According to National Academies Press, “[fragmentation] debris makes up 42% of the cataloged space object population and probably a much larger fraction of the uncataloged population.” As such, the physical integrity of rockets and spacecraft needs safeguarding to ensure explosions are kept to a minimum. One such method is dissipating the stored energy of a craft at the end of it’s functional lifetime via battery management systems.
Future spacecraft are also being designed with autonomous deorbiting functionality to ensure less space junk circulates in low Earth orbit, though this is an area that needs plenty of development.

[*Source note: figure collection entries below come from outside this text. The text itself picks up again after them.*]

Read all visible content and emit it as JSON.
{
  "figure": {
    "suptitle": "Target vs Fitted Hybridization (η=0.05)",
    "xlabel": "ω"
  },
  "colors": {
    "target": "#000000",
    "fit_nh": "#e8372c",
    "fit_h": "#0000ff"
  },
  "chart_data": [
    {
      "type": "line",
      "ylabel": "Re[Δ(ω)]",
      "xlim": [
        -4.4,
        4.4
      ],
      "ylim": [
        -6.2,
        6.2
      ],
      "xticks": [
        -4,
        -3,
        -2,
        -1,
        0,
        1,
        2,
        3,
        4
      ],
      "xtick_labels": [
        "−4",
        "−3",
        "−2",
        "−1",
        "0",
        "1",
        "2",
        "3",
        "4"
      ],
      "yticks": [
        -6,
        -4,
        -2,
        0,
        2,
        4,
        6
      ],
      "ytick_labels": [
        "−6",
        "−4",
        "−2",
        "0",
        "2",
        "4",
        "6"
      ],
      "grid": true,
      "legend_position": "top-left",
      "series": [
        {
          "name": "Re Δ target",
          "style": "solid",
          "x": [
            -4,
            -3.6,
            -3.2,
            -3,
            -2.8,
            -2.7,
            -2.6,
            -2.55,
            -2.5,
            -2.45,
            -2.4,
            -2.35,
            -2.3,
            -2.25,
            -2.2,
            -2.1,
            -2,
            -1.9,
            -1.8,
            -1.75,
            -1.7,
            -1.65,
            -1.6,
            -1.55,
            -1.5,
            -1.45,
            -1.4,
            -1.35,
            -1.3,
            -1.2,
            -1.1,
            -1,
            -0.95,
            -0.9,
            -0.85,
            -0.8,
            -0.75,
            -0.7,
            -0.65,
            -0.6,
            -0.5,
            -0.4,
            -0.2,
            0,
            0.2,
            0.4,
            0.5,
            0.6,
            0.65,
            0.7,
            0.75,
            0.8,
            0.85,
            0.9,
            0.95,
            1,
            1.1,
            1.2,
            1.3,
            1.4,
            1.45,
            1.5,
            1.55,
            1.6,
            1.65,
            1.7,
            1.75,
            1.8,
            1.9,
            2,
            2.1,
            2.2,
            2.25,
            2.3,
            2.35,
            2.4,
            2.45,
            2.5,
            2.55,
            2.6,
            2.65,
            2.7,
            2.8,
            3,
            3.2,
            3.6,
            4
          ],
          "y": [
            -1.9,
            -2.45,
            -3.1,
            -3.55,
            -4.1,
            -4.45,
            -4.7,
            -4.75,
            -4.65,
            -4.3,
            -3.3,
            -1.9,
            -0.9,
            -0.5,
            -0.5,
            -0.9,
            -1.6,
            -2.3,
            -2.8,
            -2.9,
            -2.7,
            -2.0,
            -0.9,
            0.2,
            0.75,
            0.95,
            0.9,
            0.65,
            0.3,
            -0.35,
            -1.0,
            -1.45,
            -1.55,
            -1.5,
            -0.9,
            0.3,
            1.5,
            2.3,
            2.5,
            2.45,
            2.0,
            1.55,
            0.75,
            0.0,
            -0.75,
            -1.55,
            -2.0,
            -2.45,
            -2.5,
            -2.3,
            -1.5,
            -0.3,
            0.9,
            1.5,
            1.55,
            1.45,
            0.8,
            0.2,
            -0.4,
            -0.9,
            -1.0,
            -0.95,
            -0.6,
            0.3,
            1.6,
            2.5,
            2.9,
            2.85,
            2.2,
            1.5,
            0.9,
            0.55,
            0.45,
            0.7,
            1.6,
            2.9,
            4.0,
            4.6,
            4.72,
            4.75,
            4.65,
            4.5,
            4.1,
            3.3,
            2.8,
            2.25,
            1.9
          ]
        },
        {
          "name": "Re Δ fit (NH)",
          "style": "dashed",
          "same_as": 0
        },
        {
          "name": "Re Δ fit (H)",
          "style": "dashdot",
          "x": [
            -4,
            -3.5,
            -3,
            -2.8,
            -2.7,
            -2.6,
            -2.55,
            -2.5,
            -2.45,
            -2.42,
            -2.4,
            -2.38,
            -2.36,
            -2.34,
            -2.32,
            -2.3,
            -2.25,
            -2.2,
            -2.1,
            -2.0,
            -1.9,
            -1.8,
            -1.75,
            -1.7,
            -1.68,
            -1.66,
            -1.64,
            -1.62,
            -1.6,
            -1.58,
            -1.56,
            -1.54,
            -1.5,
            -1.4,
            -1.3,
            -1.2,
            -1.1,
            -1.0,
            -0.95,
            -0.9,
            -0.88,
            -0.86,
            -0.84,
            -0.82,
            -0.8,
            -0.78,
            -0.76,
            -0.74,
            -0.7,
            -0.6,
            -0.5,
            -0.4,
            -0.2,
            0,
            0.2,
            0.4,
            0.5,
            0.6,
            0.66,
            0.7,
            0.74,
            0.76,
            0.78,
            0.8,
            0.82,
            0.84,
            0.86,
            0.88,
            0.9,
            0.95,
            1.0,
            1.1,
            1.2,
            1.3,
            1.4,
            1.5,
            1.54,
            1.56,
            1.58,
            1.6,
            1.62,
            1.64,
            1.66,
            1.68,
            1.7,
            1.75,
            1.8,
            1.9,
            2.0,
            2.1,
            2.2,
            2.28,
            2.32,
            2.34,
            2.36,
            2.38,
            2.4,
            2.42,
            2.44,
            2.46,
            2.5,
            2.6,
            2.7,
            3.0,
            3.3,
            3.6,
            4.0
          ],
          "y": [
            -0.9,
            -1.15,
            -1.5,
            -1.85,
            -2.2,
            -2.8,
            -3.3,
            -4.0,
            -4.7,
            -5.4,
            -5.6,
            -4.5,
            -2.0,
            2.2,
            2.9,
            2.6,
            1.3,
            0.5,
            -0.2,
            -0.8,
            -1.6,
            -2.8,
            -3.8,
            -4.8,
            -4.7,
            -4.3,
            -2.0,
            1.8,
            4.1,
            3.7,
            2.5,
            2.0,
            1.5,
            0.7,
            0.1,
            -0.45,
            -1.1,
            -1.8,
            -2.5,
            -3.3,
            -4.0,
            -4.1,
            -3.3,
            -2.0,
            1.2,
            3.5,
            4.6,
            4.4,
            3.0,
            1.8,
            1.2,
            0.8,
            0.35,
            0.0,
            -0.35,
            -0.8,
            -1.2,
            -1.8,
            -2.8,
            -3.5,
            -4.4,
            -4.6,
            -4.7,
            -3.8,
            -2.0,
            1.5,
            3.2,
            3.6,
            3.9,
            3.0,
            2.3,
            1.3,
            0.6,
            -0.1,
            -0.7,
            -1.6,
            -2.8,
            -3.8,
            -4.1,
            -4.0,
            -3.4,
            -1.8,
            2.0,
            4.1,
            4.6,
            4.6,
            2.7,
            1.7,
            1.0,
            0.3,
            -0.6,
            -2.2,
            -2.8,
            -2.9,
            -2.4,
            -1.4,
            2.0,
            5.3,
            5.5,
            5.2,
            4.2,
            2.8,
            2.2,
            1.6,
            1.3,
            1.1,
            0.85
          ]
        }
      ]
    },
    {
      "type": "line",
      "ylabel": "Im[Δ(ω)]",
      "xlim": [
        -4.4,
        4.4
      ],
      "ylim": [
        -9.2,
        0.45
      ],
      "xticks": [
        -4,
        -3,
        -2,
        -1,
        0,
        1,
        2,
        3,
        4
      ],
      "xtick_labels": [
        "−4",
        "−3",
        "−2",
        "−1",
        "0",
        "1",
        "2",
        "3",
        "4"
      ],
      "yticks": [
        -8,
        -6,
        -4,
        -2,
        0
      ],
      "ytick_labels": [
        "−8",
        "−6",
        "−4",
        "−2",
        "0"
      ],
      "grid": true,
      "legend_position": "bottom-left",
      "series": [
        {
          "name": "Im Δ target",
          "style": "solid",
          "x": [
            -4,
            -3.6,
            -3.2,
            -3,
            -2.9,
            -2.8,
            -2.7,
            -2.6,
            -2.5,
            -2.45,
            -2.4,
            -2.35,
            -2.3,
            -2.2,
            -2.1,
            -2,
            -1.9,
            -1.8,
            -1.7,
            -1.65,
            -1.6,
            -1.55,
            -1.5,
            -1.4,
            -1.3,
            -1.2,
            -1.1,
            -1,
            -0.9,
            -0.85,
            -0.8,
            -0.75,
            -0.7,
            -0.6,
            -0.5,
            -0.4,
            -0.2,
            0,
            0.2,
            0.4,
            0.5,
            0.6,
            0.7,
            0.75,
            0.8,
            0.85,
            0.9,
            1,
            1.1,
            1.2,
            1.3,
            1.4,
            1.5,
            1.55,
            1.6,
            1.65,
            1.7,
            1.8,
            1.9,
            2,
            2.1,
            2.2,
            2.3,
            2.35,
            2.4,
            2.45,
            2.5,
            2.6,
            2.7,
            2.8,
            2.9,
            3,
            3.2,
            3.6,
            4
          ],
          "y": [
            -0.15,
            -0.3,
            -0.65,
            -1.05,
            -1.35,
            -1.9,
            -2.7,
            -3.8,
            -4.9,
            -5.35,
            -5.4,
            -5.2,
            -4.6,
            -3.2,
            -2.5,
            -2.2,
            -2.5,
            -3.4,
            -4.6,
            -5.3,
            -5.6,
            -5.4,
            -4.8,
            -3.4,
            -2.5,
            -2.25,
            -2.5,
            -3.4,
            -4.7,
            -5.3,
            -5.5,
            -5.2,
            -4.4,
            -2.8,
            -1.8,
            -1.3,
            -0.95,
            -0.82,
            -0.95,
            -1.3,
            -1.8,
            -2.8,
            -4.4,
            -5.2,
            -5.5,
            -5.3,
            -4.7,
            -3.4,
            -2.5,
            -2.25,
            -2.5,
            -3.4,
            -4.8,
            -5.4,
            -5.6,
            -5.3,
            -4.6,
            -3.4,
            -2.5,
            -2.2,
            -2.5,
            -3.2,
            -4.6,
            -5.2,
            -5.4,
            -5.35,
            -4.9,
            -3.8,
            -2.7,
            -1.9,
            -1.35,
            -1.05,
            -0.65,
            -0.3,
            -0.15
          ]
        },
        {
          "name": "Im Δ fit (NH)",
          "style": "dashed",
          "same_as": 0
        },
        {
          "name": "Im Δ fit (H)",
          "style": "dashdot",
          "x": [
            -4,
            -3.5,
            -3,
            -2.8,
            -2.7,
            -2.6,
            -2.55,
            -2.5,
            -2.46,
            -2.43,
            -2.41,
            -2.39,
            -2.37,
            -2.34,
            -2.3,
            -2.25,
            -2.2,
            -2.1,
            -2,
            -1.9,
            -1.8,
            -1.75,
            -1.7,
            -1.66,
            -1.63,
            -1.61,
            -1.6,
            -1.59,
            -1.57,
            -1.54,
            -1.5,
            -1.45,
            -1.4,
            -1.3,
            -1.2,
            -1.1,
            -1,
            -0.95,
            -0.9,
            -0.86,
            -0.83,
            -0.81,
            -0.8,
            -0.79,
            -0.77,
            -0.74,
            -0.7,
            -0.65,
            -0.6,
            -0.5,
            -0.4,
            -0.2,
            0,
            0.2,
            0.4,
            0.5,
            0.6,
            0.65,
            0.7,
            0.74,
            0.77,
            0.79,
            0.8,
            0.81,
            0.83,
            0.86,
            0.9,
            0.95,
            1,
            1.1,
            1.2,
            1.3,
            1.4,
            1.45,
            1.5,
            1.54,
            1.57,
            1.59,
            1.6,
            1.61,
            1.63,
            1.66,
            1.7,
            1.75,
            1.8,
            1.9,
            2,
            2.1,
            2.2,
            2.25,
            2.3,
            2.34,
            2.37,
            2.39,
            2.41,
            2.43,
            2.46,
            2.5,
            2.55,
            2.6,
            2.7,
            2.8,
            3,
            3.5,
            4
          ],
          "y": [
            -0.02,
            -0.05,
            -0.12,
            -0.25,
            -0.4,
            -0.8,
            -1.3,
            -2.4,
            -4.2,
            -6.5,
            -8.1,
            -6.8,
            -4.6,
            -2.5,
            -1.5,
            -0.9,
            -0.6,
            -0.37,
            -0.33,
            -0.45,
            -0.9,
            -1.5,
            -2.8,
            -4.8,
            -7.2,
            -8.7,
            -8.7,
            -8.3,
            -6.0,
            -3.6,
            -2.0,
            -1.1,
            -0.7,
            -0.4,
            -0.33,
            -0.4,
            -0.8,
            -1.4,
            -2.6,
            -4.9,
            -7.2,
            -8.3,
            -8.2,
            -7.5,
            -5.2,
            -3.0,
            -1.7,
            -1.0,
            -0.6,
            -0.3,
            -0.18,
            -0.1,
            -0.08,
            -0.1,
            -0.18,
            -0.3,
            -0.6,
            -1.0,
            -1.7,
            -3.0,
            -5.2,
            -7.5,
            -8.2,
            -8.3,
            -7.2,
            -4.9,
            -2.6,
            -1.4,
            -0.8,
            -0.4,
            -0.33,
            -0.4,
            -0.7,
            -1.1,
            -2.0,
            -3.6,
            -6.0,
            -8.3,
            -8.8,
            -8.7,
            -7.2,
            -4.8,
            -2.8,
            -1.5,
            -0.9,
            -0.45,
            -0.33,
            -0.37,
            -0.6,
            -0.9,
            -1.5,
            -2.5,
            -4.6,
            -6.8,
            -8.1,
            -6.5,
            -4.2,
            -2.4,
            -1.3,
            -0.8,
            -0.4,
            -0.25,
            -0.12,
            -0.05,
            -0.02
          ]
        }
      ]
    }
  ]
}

Fortunately, a conscious effort to make space exploration more environmentally friendly is in full swing, but naturally, accidents do occur and at present, our methods are far from fail-safe.
World Space Week 2022
Space and sustainability is the theme for this year’s World Space Week (running from October 4th- October 10th). World Space Week is celebrated in over 90 countries, with the aim of strengthening society’s relationship with space through education, discussion, and participation.
This year, numerous events are being held across the globe in association with the themed week, for instance, London is hosting a New Scientist event with talks on this year’s theme, Armagh Observatory and Planetarium in Ireland is running a planetarium show from the 5th to the 7th, and close to SIS headquarters, the Magna Centre in Rotherham is putting on a series of family workshops throughout the week. Will you be doing anything special for world space week?
Sent Into Space: what’s our environmental impact?
Sent into Space can confidently say that we do not contribute to space junk. We also have a faultless track record of craft recovery and the little remains that can result from our space-bound endeavours (tiny scraps of fallen biodegradable latex which actually serve to enrich soil) surprisingly improve conditions here on Earth. Not only is our entire launch vehicle reused after use, we utilise the renewable gas hydrogen for our balloons, and our digital-first policy ensures that we barely contribute to deforestation.
All electronic devices onboard each spacecraft are powered using rechargeable sources. The tracking devices onboard are craft bare no impact on the wider regions of space. In fact, the telemetry systems we employ contribute to GPS satellites’ myriad environmental benefits, i.e. lowering carbon emissions, reducing waste, and improving vehicle safety.
We comply with all relevant environmental legislation, regulations, and codes of conduct, and are always looking for ways to find the most environmentally-friendly solution to a given situation. For us, the future is a green one.